助ける。今すぐ駆け寄って、色識さんを助ける。
あぁ、それは素晴らしいことだ。感動的で人徳的。まるで物語の主人公のようでそんな勇ましい姿を見たら誰もが俺を称えてくれるだろう。
――待てよ、その子困ってるじゃないか。
いいセリフだ。うん、これにしよう。そうやって頭の中で都合の良い妄想を繰り広げていた俺は、気づいたら会計をしていた。
「六百八十円になります」
レシートを受け取りそのまま店を出た。
「・・・・・・」
陰湿な店内とは対照的に快晴の空が俺を出迎えてくれた。空はいいよな。お天道様の下でどんな醜いことが繰り広げられていようが関係なしにいつだってマイペースだ。さぞストレスのない日々を送っているんだろう。羨ましい限りだ。
店を出て、窓ガラスを見つける。自分の姿を映し出す鏡やガラスは、思っていたよりもこの世界には多くある。多分、意識したから初めて気づいた事実だ。俺は大きな窓ガラスに映る自分を見つめる。
何ともオシャレな恰好だ。サイズもバッチリ。体のラインがしっかり出ていて男らしい。だけど青いカジュアルな色を含むことで爽やかさもあり、短くさっぱりとした髪型がそれをより一層際立たせている。変わった。俺は少なくとも。

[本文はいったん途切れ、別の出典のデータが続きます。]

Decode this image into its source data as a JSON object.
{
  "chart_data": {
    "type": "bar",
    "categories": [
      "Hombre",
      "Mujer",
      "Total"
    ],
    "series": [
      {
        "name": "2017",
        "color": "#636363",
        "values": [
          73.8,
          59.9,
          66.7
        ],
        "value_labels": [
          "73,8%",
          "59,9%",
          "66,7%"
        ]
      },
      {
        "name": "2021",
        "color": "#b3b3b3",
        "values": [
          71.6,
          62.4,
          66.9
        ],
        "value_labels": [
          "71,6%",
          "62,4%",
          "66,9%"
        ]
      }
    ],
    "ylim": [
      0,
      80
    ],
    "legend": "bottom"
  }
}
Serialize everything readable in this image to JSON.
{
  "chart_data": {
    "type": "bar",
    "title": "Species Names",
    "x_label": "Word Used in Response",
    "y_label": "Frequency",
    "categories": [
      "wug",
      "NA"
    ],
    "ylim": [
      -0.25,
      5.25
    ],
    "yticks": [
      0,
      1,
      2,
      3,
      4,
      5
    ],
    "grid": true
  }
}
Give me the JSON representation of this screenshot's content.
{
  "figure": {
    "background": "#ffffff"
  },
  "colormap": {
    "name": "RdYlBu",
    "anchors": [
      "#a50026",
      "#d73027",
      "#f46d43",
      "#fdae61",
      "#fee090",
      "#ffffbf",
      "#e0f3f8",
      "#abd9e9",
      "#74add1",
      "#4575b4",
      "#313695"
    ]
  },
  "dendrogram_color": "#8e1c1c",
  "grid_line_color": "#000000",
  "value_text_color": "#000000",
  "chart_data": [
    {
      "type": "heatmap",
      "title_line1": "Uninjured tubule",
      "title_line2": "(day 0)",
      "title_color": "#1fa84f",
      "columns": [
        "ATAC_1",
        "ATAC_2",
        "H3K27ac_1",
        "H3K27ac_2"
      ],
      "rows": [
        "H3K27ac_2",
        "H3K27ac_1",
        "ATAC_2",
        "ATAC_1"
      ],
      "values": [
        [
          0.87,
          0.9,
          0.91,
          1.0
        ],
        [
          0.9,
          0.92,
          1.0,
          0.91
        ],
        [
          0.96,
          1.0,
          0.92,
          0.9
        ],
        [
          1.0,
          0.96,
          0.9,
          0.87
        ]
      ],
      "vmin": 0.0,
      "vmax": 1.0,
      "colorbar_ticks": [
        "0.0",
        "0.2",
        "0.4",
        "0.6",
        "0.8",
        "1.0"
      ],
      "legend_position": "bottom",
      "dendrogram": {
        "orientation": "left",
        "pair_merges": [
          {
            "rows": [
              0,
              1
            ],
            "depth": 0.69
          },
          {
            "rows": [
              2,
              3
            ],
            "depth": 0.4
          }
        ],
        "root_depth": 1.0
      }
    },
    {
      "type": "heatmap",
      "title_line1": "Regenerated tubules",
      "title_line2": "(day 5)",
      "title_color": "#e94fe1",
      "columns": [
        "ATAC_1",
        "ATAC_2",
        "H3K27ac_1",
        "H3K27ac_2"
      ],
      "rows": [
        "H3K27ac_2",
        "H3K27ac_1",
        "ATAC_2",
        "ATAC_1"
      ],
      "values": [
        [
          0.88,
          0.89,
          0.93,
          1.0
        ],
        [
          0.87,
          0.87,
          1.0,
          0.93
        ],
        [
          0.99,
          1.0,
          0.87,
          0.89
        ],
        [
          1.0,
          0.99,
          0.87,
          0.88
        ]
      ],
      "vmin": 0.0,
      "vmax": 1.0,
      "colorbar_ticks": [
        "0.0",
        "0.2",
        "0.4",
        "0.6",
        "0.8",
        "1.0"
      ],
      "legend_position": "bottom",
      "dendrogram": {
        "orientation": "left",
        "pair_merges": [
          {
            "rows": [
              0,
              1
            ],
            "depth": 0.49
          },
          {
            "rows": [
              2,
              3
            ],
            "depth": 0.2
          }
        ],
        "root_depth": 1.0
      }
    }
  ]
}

だがそれは外見だけだ。どんなに恰好をつけたところで、困っている女の子を助ける甲斐性など俺にはありはしない。
「バカみたいだ」
少し外見がマトモになったからといって調子に乗っていた自分が阿呆らしい。なんて滑稽なのだろうか。結局俺は誰かと手を取り合い生きていくことなんてきない。人と関わったところでいいことなんてない。
帰ろう。
俺なんかが出る幕ではなかった。俺は間違っていない。
醜く内に引き篭る、俺なんかが。
『俺なんか、だなんて。もう二度と言わないで』
「・・・・・・」
昨日の情景が蘇る。夕日を背に、泣きそうな声で言い放った楠木の言葉。何を根拠にそんなことを言ったのかは分からないし、楠木が何を考えていたのかも知らない。
だけど・・・・・・。
「クソッ!」
きっと俺が今からしようとしていることは単なるお節介だ。親切などではない、当人からしてみれば余計なお世話かもしれない。だが、その要らない気遣いは決して負の感情を生み出すものではないと俺は知っていた。
突然転んだ傷を手当されても、口にトマトをねじ込まれても、勝手に服をコーディネートされても。なんだこいつ、とは思っても、その行為自体に嫌悪感を抱いたことなど一度もなかった。
そのことを知っていたから、俺は、帰ろうとする足を止めることができたんだと思う。
「行けばいいんだろ行けば!」
誰に対して悪態をついているのか。俺は弾かれたように踵を返した。